Large-Language Models and Information Retrieval

Introduction

Since December, I have been invested in learning and playing with ChatGPT, an OpenAI platform to generate text with a Large-Language model(LLM). Based on what I've seen so far, these LLMs have a lot of potential to disrupt and generate industries.With this in mind, my first thought was the similarity between this UI platform and google in terms of its information retrieval ability from text. The major difference between the two is that ChatGPT only utilizes pre-trained data to generate answers. As a result, it cannot access information on the internet. But what if it could?

Web-Crawling

In order to give GPT-3 the ability to browse the internet, the first problem I had resolve was transferring most information on the web into readable text. For this problem, I stumbled on DiffBot an API to help parse text from different types of websites such as article, discussion board, and video sites. With this and the YouTube Transcripts API, I could now freely programmatically access most information on the web. The next problem I needed to solve was navigating the web and naturally I came across Google Custom Search, a customizable search console and API for browsing the internet. With these two functionalities in hand, I could now query and retrieve text information.

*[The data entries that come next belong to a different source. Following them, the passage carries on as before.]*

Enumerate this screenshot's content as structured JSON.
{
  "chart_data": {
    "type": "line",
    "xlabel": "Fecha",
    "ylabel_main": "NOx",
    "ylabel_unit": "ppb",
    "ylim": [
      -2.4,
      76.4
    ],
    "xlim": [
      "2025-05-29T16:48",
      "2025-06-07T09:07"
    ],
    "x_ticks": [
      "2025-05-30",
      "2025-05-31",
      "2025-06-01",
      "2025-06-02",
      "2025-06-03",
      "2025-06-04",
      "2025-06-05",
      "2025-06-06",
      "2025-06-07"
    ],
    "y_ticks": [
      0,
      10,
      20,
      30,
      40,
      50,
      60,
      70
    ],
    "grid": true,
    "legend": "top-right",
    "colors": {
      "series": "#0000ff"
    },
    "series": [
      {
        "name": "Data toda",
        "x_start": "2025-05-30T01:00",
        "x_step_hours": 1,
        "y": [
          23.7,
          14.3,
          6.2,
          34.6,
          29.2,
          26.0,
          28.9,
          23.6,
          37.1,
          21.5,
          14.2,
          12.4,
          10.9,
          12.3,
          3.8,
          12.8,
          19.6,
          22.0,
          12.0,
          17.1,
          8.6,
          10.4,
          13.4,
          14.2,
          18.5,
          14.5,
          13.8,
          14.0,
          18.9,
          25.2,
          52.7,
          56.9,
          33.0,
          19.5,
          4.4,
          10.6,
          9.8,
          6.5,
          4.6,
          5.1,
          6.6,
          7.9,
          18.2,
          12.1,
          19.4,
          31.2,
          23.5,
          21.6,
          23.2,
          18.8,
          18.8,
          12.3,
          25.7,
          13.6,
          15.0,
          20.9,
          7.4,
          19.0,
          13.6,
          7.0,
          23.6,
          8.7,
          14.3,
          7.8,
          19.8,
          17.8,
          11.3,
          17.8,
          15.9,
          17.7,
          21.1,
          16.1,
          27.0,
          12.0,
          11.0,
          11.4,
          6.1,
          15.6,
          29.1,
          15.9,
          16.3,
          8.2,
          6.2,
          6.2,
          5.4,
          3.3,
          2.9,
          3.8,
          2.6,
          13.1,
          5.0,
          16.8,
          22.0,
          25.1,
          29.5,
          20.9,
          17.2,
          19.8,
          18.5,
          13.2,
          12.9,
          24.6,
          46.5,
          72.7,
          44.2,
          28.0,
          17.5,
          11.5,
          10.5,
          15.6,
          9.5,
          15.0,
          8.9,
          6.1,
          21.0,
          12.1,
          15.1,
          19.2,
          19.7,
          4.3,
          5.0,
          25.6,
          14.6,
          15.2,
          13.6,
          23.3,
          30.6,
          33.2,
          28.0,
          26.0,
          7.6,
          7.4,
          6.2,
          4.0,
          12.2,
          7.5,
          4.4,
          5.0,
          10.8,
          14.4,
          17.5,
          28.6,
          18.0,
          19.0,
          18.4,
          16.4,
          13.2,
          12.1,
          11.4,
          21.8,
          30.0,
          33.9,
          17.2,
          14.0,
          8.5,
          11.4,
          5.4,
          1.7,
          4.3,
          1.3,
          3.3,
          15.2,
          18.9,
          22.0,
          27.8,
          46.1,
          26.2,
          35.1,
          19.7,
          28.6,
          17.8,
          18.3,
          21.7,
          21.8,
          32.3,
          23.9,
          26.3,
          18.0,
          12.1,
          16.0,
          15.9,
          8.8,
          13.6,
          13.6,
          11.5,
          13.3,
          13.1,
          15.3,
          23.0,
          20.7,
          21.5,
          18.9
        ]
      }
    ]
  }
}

As a side note, I think developing this web crawling functionality was a good experience because with a few good google searches I was able to avoid difficult technical hurdles altogether. It's always a good thing to check for pre-existing solutions especially in software engineering where it is heavily emphasized to simplify problems. More on this here

Semantic Queries

I really do believe the intersection between search and Large-Language models will be an important breeding ground for revolutionary information technology. This may not be the greatest way to describe this technology, but I like to think of LLMs as a universal query language because they demonstrate the ability to extract contextual meaning from a huge set of information structures.

With this in mind, I set out to use ChatGPT to find use cases for improved search. The first one I thought about was using ChatGPT to generate additional descriptors based on the keywords of the query to be appended to the search. This was a simple first introduction to this. It turns out this idea relate a lot to "query language" and the use of search specifiers that everyone is aware of such as "site:website", but no one actually considers to use on a consistent basis. There is actually an interesting paper that uses this idea of search specifiers by appplying a MuZero Monte-Carlo tree search methodology to train an LLM to choose specifiers for a search query. Additionally, this inspired WebGPT, OpenAI's approach to finding reliable training data, as it is the first paper cited.

Intelligent information retrieval

Although I find this paper extremely promising, I believe solely using semantic queries to navigate the information space as incomplete. My reasoning is that it relies to much on the actual search engine to bridge the gap between the original query and the distinct exploration routes for the search via the generated results. What I propose is to allow the agent to read individual page results to contextualize the specific domain of the original query and use this extracted information to generate search queries or even individual links. The main downside of this approach is the sheer amount of compute and time require to perform these operations at scale. This might be possible for large companies such as Microsoft or Google that have tons and tons of structured web information that can be cached. As an individual, I have decided not to pursue this path for intelligent information retrieval.

A human-centered approach

Because of the time constraints, I think the best way to improve search at scale is to support people's own search procedure. This can be done very easily with the available technology by providing a summarization and search generation tool for web browsing. So, I just made a neat little chrome extension to automatically read random blocks from the first 3 search results summarize them, and generate additional search queries.

Here it is:

One downside to this approach is the fact I used randomness to index the passage. As a result, this leads to some unexpected or irrelevant information in the summary. However, I think using this idea of randomness is important for information retrieval. The whole point of this project was not to replace google as a search engine, but supplement the latent information gain from google to create a unique search path or rabbit hole for the user. This allows for the user to have fun and treat search as kind of a treasure hunt of interconnected links and queries. Personally, I feel I get the most out of search when I randomly stumble on some information that turns out to really shape my perspective on a topic.